Thursday, March 28, 2024
5:00 PM – 6:30 PM MDT
J. Mehta1, M. Sanga2, N. Haddish-Berhane2, P. Hellemans3, D. Jonathan2, J. Jiao2, C. Thompson4, S. Bok Jang5; 1Janssen Research & Development LLC, 2Janssen Research and Development LLC, 33Janssen Research & Development, a division of Janssen Pharmaceutica NV, 4Janssen Research and Development, 5Yuhan Corporation.

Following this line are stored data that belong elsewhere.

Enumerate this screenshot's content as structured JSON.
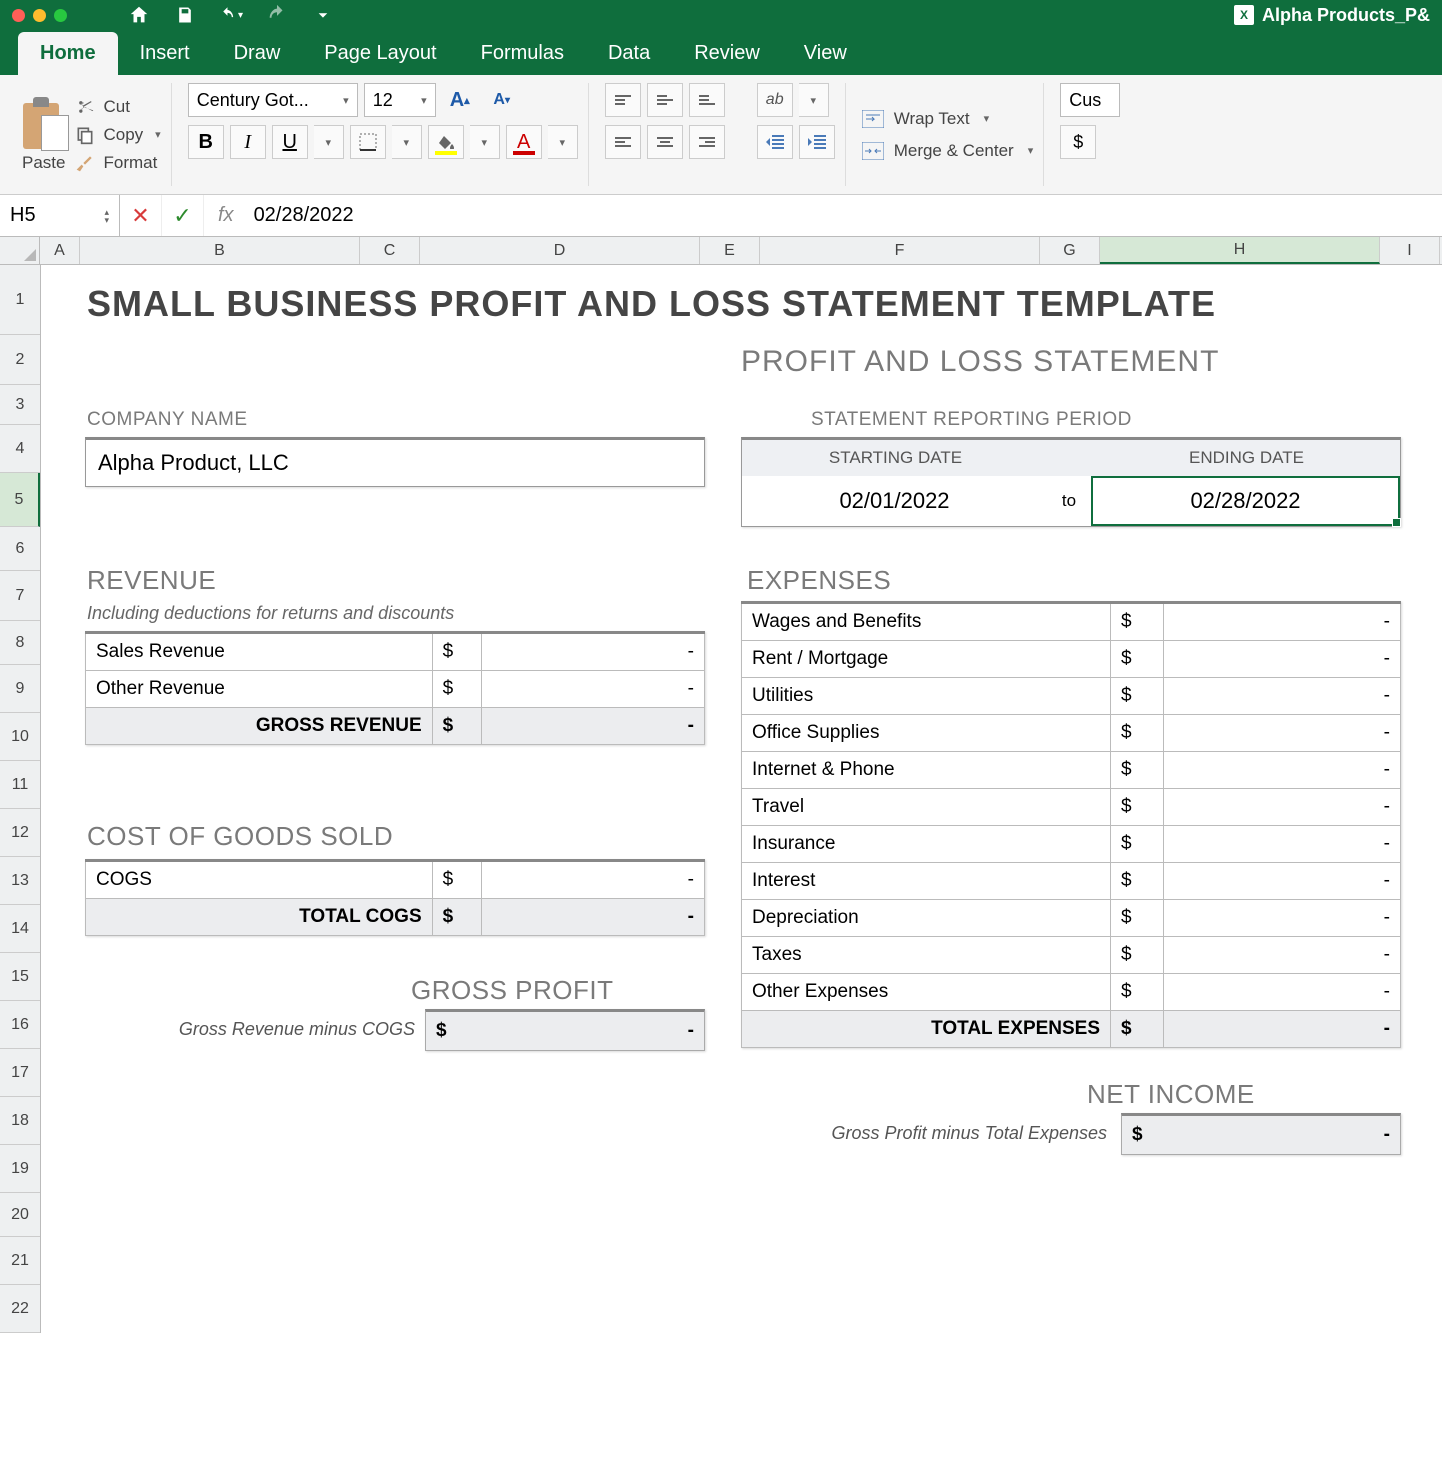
{
  "titlebar": {
    "document": "Alpha Products_P&"
  },
  "tabs": [
    "Home",
    "Insert",
    "Draw",
    "Page Layout",
    "Formulas",
    "Data",
    "Review",
    "View"
  ],
  "ribbon": {
    "paste": "Paste",
    "cut": "Cut",
    "copy": "Copy",
    "format": "Format",
    "font_name": "Century Got...",
    "font_size": "12",
    "wrap": "Wrap Text",
    "merge": "Merge & Center",
    "number_fmt": "Cus",
    "currency": "$"
  },
  "formula_bar": {
    "cell_ref": "H5",
    "fx": "fx",
    "value": "02/28/2022"
  },
  "columns": [
    "A",
    "B",
    "C",
    "D",
    "E",
    "F",
    "G",
    "H",
    "I"
  ],
  "row_count": 22,
  "sheet": {
    "title": "SMALL BUSINESS PROFIT AND LOSS STATEMENT TEMPLATE",
    "subtitle": "PROFIT AND LOSS STATEMENT",
    "company_label": "COMPANY NAME",
    "company_name": "Alpha Product, LLC",
    "period_label": "STATEMENT REPORTING PERIOD",
    "start_label": "STARTING DATE",
    "end_label": "ENDING DATE",
    "start_date": "02/01/2022",
    "to": "to",
    "end_date": "02/28/2022",
    "revenue_head": "REVENUE",
    "revenue_sub": "Including deductions for returns and discounts",
    "revenue_rows": [
      {
        "label": "Sales Revenue",
        "cur": "$",
        "val": "-"
      },
      {
        "label": "Other Revenue",
        "cur": "$",
        "val": "-"
      }
    ],
    "gross_rev_label": "GROSS REVENUE",
    "gross_rev_cur": "$",
    "gross_rev_val": "-",
    "cogs_head": "COST OF GOODS SOLD",
    "cogs_rows": [
      {
        "label": "COGS",
        "cur": "$",
        "val": "-"
      }
    ],
    "total_cogs_label": "TOTAL COGS",
    "total_cogs_cur": "$",
    "total_cogs_val": "-",
    "gp_head": "GROSS PROFIT",
    "gp_sub": "Gross Revenue minus COGS",
    "gp_cur": "$",
    "gp_val": "-",
    "exp_head": "EXPENSES",
    "exp_rows": [
      {
        "label": "Wages and Benefits",
        "cur": "$",
        "val": "-"
      },
      {
        "label": "Rent / Mortgage",
        "cur": "$",
        "val": "-"
      },
      {
        "label": "Utilities",
        "cur": "$",
        "val": "-"
      },
      {
        "label": "Office Supplies",
        "cur": "$",
        "val": "-"
      },
      {
        "label": "Internet & Phone",
        "cur": "$",
        "val": "-"
      },
      {
        "label": "Travel",
        "cur": "$",
        "val": "-"
      },
      {
        "label": "Insurance",
        "cur": "$",
        "val": "-"
      },
      {
        "label": "Interest",
        "cur": "$",
        "val": "-"
      },
      {
        "label": "Depreciation",
        "cur": "$",
        "val": "-"
      },
      {
        "label": "Taxes",
        "cur": "$",
        "val": "-"
      },
      {
        "label": "Other Expenses",
        "cur": "$",
        "val": "-"
      }
    ],
    "total_exp_label": "TOTAL EXPENSES",
    "total_exp_cur": "$",
    "total_exp_val": "-",
    "ni_head": "NET INCOME",
    "ni_sub": "Gross Profit minus Total Expenses",
    "ni_cur": "$",
    "ni_val": "-"
  }
}
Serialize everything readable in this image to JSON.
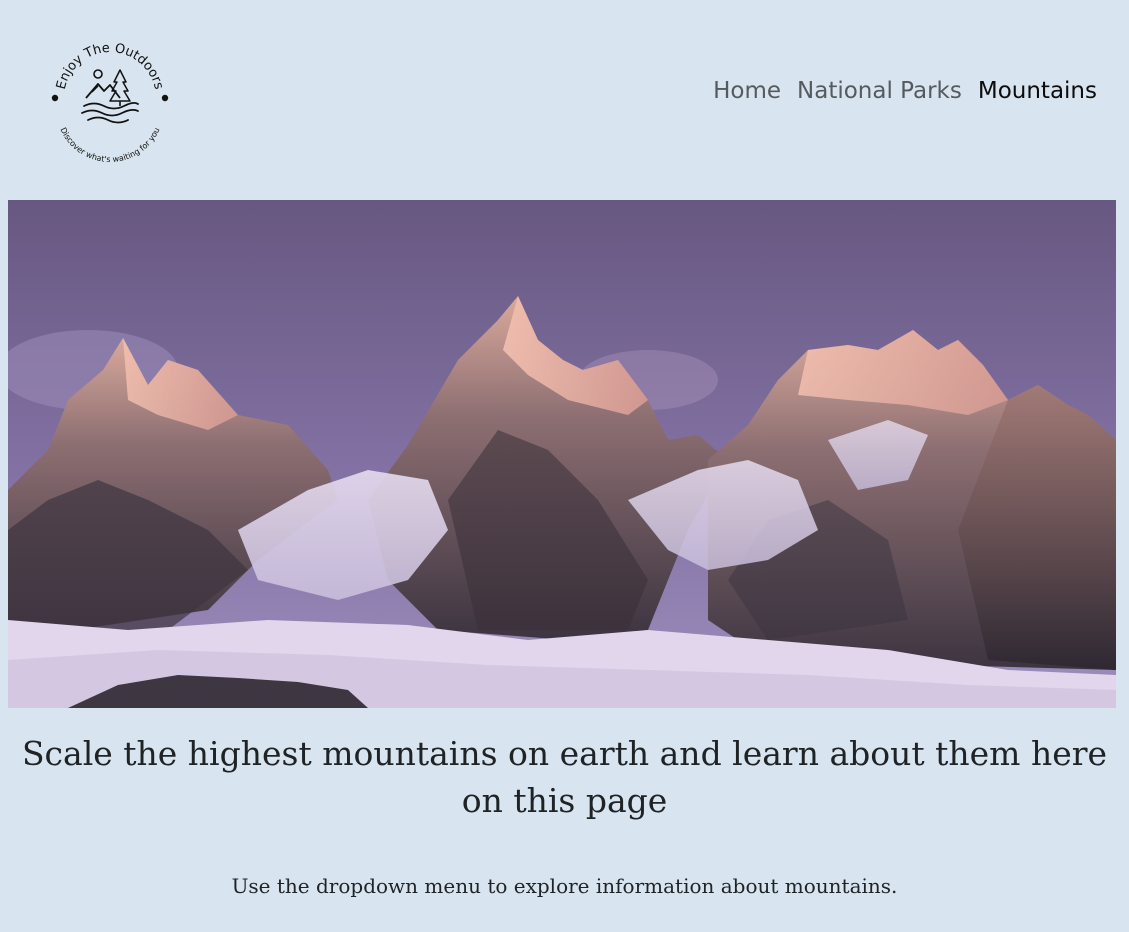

Associate Director, Clinical Pharmacology Janssen Research and Development LLC Brisbane, California, United States
Background: Lazertinib is a mutant selective irreversible epidermal growth factor receptor tyrosine kinase inhibitor. In-vitro studies showed that lazertinib inhibits CYP3A4 enzyme, BCRP and OCT1 transporters. A clinical study was conducted to evaluate the potential for drug-drug interactions (DDIs) when lazertinib is co-administered with CYP3A4, BCRP and OCT1 substrates. Methods: NCT05076877 was a non-randomized, open-label, multiple dose, single-center, Phase 1 PK study in 20 healthy participants. On Study Day 1 participants received a single oral dose of the probe substrates (midazolam for CYP3A4, rosuvastatin for BCRP, and metformin for OCT1) administered simultaneously under fasting conditions to assess PK of probe substrates when administered alone. Following 4 days washout , from Study Day 5 to 14, participants received lazertinib (160 mg) once daily under fed conditions (except for Study Day 13 with fasting intake) to achieve steady-state concentrations. On Study Day 13, participants received a single oral dose of the probe substrates along with lazertinib under fasting conditions to assess the PK parameters of the probe substrates when co-administered with lazertinib. The safety of participants was monitored throughout the study. Results: Co-administration of lazertinib with probe substrates was safe and well tolerated. The co-administration of midazolam with lazertinib increased midazolam plasma exposure by < 2-fold. The midazolam geometric mean ratios (GMR, 90% CI) for Cmax and AUC0-last were 1.39 (1.23, 1.58) and 1.47 (1.34, 1.60) respectively, when co-administered with lazertinib, relative to midazolam alone. The co-administration of rosuvastatin with lazertinib increased rosuvastatin plasma exposure by >2-fold. The rosuvastatin GMR (90% CI) for Cmax and AUC0-last were 2.24 (1.82, 2.76) and 2.02 (1.70, 2.40) respectively, when co-administered with lazertinib, relative to rosuvastatin alone. The co-administration of metformin with lazertinib did not increase metformin plasma exposure. The metformin GMR (90% CI) for Cmax and AUC0-last were 0.81 (0.72, 0.91) and 0.94 (0.83, 1.06) respectively, when co-administered with lazertinib, relative to metformin alone. Conclusion: Lazertinib is a weak inhibitor of CYP3A4 enzyme, a moderate inhibitor of BCRP transporter and not an inhibitor of OCT1 transporter.